Dealing with these symptomatic problems through social service will not bring about a lasting solution. As long as people are not freed from slavery to their internal enemies, they cannot be peaceful or happy. And as long as they are not peaceful and happy, they will inevitably indulge in activities that will perpetuate the symptomatic problems.
ISKCON is among the very few organizations in the world arming people with the spiritual technology to conquer the internal enemies. ISKCON provides education, culture and devotion, which is based on the Vedic texts and is suitably presented for the modern times. This empowers ISKCON devotees to protect themselves from the insidious influences of lust, greed and anger and live a pure life filled with peace and joy.

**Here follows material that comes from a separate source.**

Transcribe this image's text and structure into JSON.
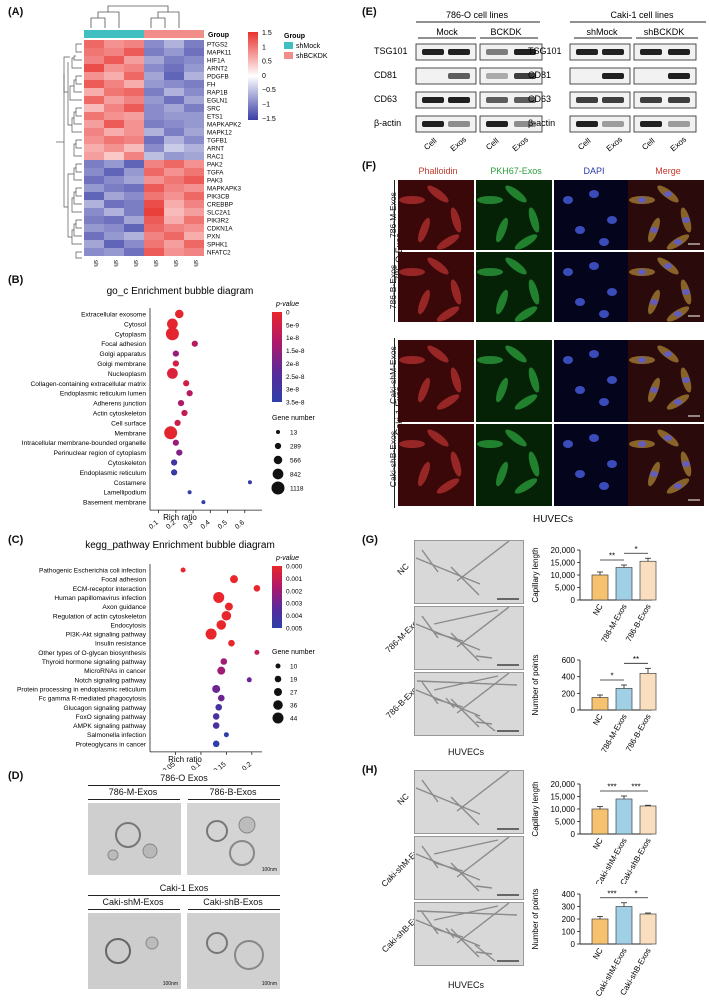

Consider for example the four principal activities of an individual misguided by lust, anger and greed – intoxication, gambling, illicit sex and meat eating. Intelligent people can easily recognize the harmful nature of these activities and can also understand that a world free from these activities would be a much better place. Most people unfortunately indulge in these activities either voluntarily or involuntarily, being impelled by lust, greed and anger. Serious ISKCON devotees however refrain from these activities as a basic regulative principle for spiritual advancement. That they are able to do so in a world that is slave to these activities is itself eloquent testimony of the protection through wisdom that ISKCON offers.
ISKCON is, of course, working at a humanitarian level to mitigate suffering and distress; it runs the world’s largest vegetarian food relief program – Food for Life. But the highest service that ISKCON offers to the people of the world is its tireless attempts to provide them protection from their internal enemies and to enable them to find lasting peace and happiness within themselves.